The first travel company to respond was easyJet, which said last night: “easyJet’s thoughts are with those affected by the incident in Berlin’s city centre.

“Our schedule to and from Berlin is operating as normal this evening and is planned to continue as normal tomorrow. We will closely monitor the situation if circumstances change.”

How can I show solidarity for the people of Berlin?

The most positive response is to travel to the German capital. There are plenty of good deals around; Expedia is selling a two-night stay at the fabulous Steigenberger Sanssouci in Potsdam (very handly for Schoenefeld airport) for £273 per person, flying out on 30 December from Stansted on Ryanair.

Meanwhile the assassination of the Russian ambassador in Ankara has intensified concerns about travel to Turkey.

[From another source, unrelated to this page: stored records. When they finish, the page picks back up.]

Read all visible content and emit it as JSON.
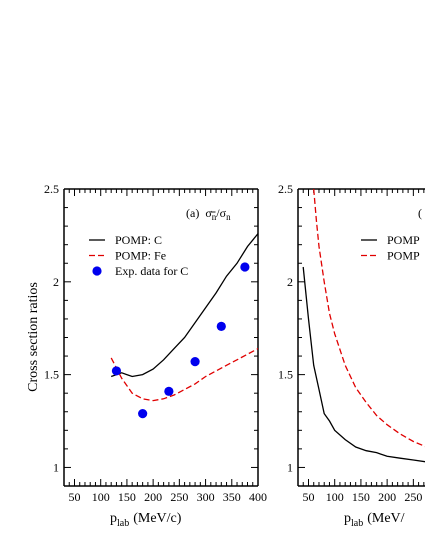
{
  "chart_data": [
    {
      "type": "line",
      "panel_label": "(a)",
      "panel_title_main": "σ",
      "panel_title_sub1": "n",
      "panel_title_bar": "−",
      "panel_title_sub2": "n",
      "xlabel_main": "p",
      "xlabel_sub": "lab",
      "xlabel_unit": "(MeV/c)",
      "ylabel": "Cross section ratios",
      "xlim": [
        30,
        400
      ],
      "ylim": [
        0.9,
        2.5
      ],
      "xticks": [
        50,
        100,
        150,
        200,
        250,
        300,
        350,
        400
      ],
      "xtick_labels": [
        "50",
        "100",
        "150",
        "200",
        "250",
        "300",
        "350",
        "400"
      ],
      "yticks": [
        1,
        1.5,
        2,
        2.5
      ],
      "ytick_labels": [
        "1",
        "1.5",
        "2",
        "2.5"
      ],
      "legend_position": "top-left",
      "series": [
        {
          "name": "POMP: C",
          "style": "solid",
          "color": "#000000",
          "x": [
            120,
            140,
            160,
            180,
            200,
            220,
            240,
            260,
            280,
            300,
            320,
            340,
            360,
            380,
            400
          ],
          "y": [
            1.49,
            1.51,
            1.49,
            1.5,
            1.53,
            1.58,
            1.64,
            1.7,
            1.78,
            1.86,
            1.94,
            2.03,
            2.1,
            2.19,
            2.26
          ]
        },
        {
          "name": "POMP: Fe",
          "style": "dashed",
          "color": "#e00000",
          "x": [
            120,
            140,
            160,
            180,
            200,
            220,
            240,
            260,
            280,
            300,
            320,
            340,
            360,
            380,
            400
          ],
          "y": [
            1.59,
            1.48,
            1.4,
            1.37,
            1.36,
            1.37,
            1.39,
            1.42,
            1.45,
            1.49,
            1.52,
            1.55,
            1.58,
            1.61,
            1.64
          ]
        },
        {
          "name": "Exp. data for C",
          "style": "markers",
          "color": "#0000ee",
          "x": [
            130,
            180,
            230,
            280,
            330,
            375
          ],
          "y": [
            1.52,
            1.29,
            1.41,
            1.57,
            1.76,
            2.08
          ]
        }
      ]
    },
    {
      "type": "line",
      "panel_label": "(",
      "xlabel_main": "p",
      "xlabel_sub": "lab",
      "xlabel_unit": "(MeV/",
      "xlim": [
        30,
        400
      ],
      "ylim": [
        0.9,
        2.5
      ],
      "xticks": [
        50,
        100,
        150,
        200,
        250
      ],
      "xtick_labels": [
        "50",
        "100",
        "150",
        "200",
        "250"
      ],
      "yticks": [
        1,
        1.5,
        2,
        2.5
      ],
      "ytick_labels": [
        "1",
        "1.5",
        "2",
        "2.5"
      ],
      "legend_position": "top-right",
      "series": [
        {
          "name": "POMP",
          "style": "solid",
          "color": "#000000",
          "x": [
            40,
            50,
            60,
            70,
            80,
            90,
            100,
            120,
            140,
            160,
            180,
            200,
            225,
            250,
            275
          ],
          "y": [
            2.08,
            1.8,
            1.55,
            1.42,
            1.29,
            1.25,
            1.2,
            1.15,
            1.11,
            1.09,
            1.08,
            1.06,
            1.05,
            1.04,
            1.03
          ]
        },
        {
          "name": "POMP",
          "style": "dashed",
          "color": "#e00000",
          "x": [
            60,
            65,
            70,
            80,
            90,
            100,
            120,
            140,
            160,
            180,
            200,
            225,
            250,
            275
          ],
          "y": [
            2.5,
            2.33,
            2.19,
            2.0,
            1.83,
            1.72,
            1.55,
            1.43,
            1.35,
            1.28,
            1.23,
            1.18,
            1.14,
            1.11
          ]
        }
      ]
    }
  ]
}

Is there any change in the advice?

For British travellers, the Foreign Office guidance remains as before: “Attacks are most likely to target the Turkish state, civilians and demonstrations. Nevertheless, it’s likely that some attacks will also target western interests and tourists from western countries, particularly in the major cities.”

Last year, the number of visitors to Turkey slumped because of a series of terrorist attacks. As the main holiday booking season is about to begin, the prospects for holidaymakers switching back to Turkey in large numbers look increasingly remote.